Analysis

Taheri: Students Who Need More Should Get More. Student-Based Budgeting Can Make This Happen. The Every Student Succeeds Act Can Help

By Ramin Taheri | August 20, 2019

“Equity” is a word used often in education circles, even if there remains some confusion about what it means. At its heart, educational equity is about fairness: making sure all students, no matter their circumstances, have an opportunity to succeed. That means not only ensuring that all students have access to great teachers, high-quality instructional materials and advanced coursework, but also that kids who are at risk — of academic failure, of dropping out, of not living up to their potential — get the supports they need to enjoy the same opportunities as their more advantaged peers.

In short, students who need more should get more.

How can we most effectively direct more resources to the students who need them most? The most straightforward solution is student-based budgeting, under which schools receive funding based on the number of students they serve and, more importantly, the characteristics of those students. Also known as equitable student funding or weighted student funding, student-based budgeting allocates funds — not staff or other resources — on a per-student basis, with a base level of funding for each student followed by additional funds based on weights, or objective student characteristics, such as eligibility for free or reduced-price lunch or English learner status.

This approach also can foster better educational options by supporting effective, scalable public school choice. We know that public charter schools in large urban districts receive, on average, roughly 70 cents to every dollar of state funding allocated to district-run public schools. Student-based budgeting can help to close that gap by ensuring that all public schools, including public charter schools, receive the funding necessary to serve their students well.

To better understand the potential impact of student-based budgeting, take a long-standing and well-known example of within-district inequity: the distribution of experienced, effective teachers. Many large districts calculate school budgets using average teacher salaries, even though schools that serve higher proportions of students from low-income families often hire less experienced — and, therefore, less expensive — teachers, whereas schools serving more advantaged students often hire more experienced, more expensive teachers. In essence, this leads to poorer schools subsidizing wealthier schools, since dollars are allocated based on average costs for the number of teachers a central office believes a school needs, not on the actual salaries of the teachers.

Student-based budgeting would upend this practice, resulting in increased transparency, flexibility and equity and giving schools that serve higher-need students funding proportionate to their needs.

A number of states and districts have recognized the value of this type of weighted formula, and some of these systems are led by members of Chiefs for Change, a bipartisan network of state and district education leaders.
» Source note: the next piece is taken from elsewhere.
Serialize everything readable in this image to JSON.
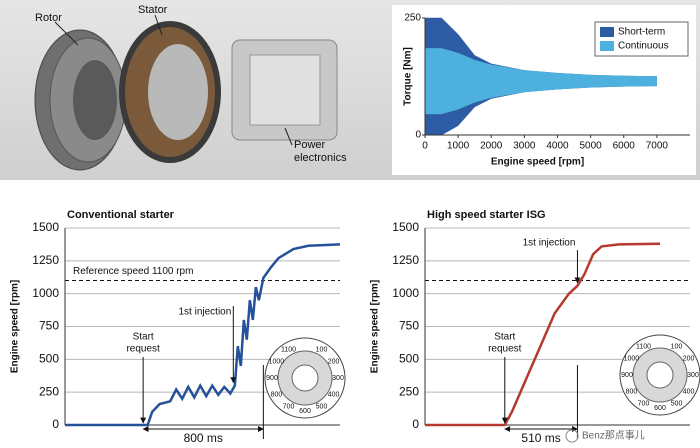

In Washington, D.C., for example, where Chiefs for Change member Hanseul Kang serves as state superintendent, the state agency allocates the majority of non-federal funds to local education agencies through a weighted per-pupil formula that includes a foundation amount of funding for each student, with extra based on student characteristics, resulting in greater support for kids who experience homelessness, are in foster care or are eligible for other forms of public assistance.

Likewise, at the district level, Denver Public Schools, now led by Chiefs for Change member Susana Cordova, first implemented student-based budgeting in 2007 as part of a focus on school-level autonomy. The district allocates funds to district-managed schools using a weighted student funding formula. DPS recognized that “school leaders make the best decisions on how the school is structured; the [student-based budgeting] process is a reflection of that belief.”

On the whole, however, student-based budgeting has failed to gain significant momentum nationwide, despite federal efforts to encourage more districts to allocate funds in this way. In December 2015, then-President Barack Obama signed into law the Every Student Succeeds Act, which includes a provision allowing flexibility for local education agencies to consolidate eligible federal, state and local funding “in order to create a single school funding system based on weighted per-pupil allocations for low-income and otherwise disadvantaged students.”

Given the power of student-based budgeting to level the playing field, it’s unfortunate that very few districts took up the call to apply for this flexibility. The ESSA provision permits up to 50 districts to pilot a weighted per-pupil funding system for three years, but only five districts applied for the flexibility, and only Puerto Rico received approval (that approval was later rescinded).

Although those numbers are underwhelming, perhaps they’re not surprising; changing an entrenched system necessarily involves costs, and the original pilot offered no additional funding to assist districts in transitioning away from the status quo. Indeed, the Congressional Research Service, a nonpartisan research entity working on behalf of Congress, recently published an analysis of the pilot, attempting to explain why it failed to garner greater interest among school districts. The report suggests that the pilot’s relative unpopularity was due, in part, to surmountable obstacles, such as an insufficiently long duration (only three years) and a lack of federal financial support “to ease the transition to the new funding system.”

As a nation, we shouldn’t give up on student-based budgeting. It remains a proven path to narrowing our pernicious equity gap, a way to ensure that all students have a chance to begin the race at the same starting line. Congress should provide funding to incentivize participation in the ESSA pilot and help districts move away from traditional, inequitable funding methods. The U.S. Department of Education should open another window for districts to apply for the pilot. And districts should step up to take on the challenge of reshaping the way resources flow to schools and students. We talk a lot about educational equity — now let’s put our money where our mouths are.

Ramin Taheri is director of advocacy and policy at Chiefs for Change.